En seguida se percató de que se dirigían a Dublín. En cuestión de horas, estarían de vuelta en el Castillo de las Tres Hermanas. Mischa conducía con una precaución casi excesiva, manteniéndose constantemente a unos treinta metros de distancia del Renault. No se volvió a mirar a Bond ni una sola vez, pero su animadversión se respiraba en el aire. El hombre sentado al lado de Bond mantenía un brazo oculto en el interior de la chaqueta, de la que, a veces, asomaba la culata de una pistola que sostenía en una mano. El general se quedó dormido, pero el hombre que iba sentado delante montaba guardia, volviendo de vez en cuando la cabeza o bien mirando a Bond a través del retrovisor.
El tiempo se hacía muy largo y Bond ya estaba cansado del monótono paisaje de lujuriante verdor y descuidados pueblos y aldeas. Aunque en su mente se agitaban toda clase de ideas, sabía que no tenía ninguna posibilidad de escapar vivo de aquel vehículo. Correría a una muerte segura, incluso en las principales carreteras de la República de Irlanda. Si Murray apareciera, pensó, quizá tendría alguna posibilidad. De momento, había perdido el control de la situación.
Recorrieron kilómetros sin experimentar el menor contratiempo hasta que, por fin, cruzaron por las estrechas calles de Arklow. Unos cinco kilómetros más allá, el Renault giró a la izquierda y empezó a subir por una angosta carretera bordeada de altos árboles y setos sin apenas espacio para que pudieran transitar por ella dos automóviles. Estaba claro que el camino conducía a la entrada principal del castillo.
Chernov despertó y se desperezó; después, felicitó a Mischa por su habilidad y bromeó con él en ruso. Delante de ellos, el Renault dobló una cerrada curva e, inmediatamente después, Mischa soltó una palabrota. Al doblar la curva, el Renault se había detenido en seco. Dos vehículos de la Garda estaban cruzados en el camino. Mientras Mischa frenaba, Bond volvió la cabeza y vio que detrás les seguía un automóvil sin ninguna señal de identificación.
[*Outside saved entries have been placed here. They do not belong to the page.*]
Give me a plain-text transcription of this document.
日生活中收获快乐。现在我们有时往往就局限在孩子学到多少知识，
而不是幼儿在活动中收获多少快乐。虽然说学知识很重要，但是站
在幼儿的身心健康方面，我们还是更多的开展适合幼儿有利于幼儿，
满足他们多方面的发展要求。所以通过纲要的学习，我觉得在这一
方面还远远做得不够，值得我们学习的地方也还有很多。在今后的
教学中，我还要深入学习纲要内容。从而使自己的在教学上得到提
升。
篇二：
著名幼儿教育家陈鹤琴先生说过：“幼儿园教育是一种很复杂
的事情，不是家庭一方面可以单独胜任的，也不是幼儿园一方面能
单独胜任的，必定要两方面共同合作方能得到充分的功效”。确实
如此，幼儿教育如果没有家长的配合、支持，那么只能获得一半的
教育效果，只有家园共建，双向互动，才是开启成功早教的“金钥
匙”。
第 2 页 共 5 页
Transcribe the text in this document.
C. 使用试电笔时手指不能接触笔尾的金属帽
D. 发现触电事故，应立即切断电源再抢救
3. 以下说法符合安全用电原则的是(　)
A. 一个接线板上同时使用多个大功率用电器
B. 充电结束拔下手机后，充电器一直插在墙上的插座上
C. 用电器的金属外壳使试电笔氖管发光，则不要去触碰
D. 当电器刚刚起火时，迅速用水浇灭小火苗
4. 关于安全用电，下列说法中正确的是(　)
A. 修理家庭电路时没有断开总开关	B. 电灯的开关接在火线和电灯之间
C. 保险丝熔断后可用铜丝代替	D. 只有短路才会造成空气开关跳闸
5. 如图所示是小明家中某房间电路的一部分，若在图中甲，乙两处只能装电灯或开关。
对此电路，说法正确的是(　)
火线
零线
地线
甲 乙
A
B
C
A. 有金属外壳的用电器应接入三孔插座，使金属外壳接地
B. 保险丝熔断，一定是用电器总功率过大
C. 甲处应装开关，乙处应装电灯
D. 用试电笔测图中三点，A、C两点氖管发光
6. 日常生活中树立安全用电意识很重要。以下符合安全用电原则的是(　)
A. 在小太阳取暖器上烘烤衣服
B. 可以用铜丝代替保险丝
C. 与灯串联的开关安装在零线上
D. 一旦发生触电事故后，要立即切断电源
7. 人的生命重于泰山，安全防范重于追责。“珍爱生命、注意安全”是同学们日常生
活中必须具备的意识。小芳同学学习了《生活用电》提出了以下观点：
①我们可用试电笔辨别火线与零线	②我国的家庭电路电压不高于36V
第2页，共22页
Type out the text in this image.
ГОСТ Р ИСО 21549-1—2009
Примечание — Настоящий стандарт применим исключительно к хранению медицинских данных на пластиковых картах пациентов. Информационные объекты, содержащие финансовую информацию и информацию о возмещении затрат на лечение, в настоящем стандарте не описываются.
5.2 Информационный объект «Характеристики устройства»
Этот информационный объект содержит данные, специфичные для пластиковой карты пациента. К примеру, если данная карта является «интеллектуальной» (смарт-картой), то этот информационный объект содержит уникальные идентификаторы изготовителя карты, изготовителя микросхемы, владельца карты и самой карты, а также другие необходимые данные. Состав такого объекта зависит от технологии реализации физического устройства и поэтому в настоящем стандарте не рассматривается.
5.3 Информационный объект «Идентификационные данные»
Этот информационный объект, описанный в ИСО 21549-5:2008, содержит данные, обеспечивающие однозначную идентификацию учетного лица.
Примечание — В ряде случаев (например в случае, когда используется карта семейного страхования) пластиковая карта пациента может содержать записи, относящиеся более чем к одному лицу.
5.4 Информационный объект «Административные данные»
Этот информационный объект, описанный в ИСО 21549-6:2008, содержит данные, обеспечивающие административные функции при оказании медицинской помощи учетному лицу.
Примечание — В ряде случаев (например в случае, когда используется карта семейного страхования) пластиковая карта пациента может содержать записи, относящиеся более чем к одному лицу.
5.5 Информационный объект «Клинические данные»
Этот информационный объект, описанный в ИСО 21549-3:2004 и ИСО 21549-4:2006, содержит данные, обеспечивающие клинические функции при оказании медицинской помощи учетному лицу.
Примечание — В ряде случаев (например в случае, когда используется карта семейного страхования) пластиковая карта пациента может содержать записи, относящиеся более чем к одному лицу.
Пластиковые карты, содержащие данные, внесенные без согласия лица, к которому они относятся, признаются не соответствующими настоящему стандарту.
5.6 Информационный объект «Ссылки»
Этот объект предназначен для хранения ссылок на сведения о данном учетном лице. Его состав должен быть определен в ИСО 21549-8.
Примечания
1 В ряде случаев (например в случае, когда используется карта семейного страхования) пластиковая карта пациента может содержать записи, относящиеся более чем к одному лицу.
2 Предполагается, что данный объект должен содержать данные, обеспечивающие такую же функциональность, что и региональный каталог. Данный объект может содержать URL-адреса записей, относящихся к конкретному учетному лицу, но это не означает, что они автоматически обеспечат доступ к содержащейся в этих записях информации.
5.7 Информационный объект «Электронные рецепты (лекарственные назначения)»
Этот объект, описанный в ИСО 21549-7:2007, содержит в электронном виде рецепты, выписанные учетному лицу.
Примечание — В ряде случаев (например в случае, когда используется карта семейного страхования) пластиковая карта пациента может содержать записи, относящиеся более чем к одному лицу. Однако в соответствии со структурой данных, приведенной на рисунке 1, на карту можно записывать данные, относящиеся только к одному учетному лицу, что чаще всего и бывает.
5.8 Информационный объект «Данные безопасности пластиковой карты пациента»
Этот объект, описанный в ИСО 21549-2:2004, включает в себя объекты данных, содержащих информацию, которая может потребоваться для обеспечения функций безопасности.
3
– Tranquilos. ¡No hay que utilizar las armas! -ordenó Chernov con una voz restallante como un látigo-. Ni un solo disparo, ¿entendido?
Media docena de agentes uniformados de la Garda rodeaban el Renault. Otros cuatro se estaban acercando al Jaguar. Mischa bajó con cierta insolencia el cristal de su ventanilla cuando un oficial uniformado se inclinó para hablar con él.
– Caballeros, me temo que esta carretera sólo está abierta al tráfico diplomático. Tendrán que dar media vuelta.
– ¿Qué ocurre, oficial? -preguntó Chernov, inclinándose hacia adelante, mientras, junto con el otro hombre, trataba infructuosamente de ocultar el rostro de Bond.
– Un problema diplomático, señor. Nada grave. Hubo ciertas quejas anoche y tenemos que mantener la carretera provisionalmente cerrada.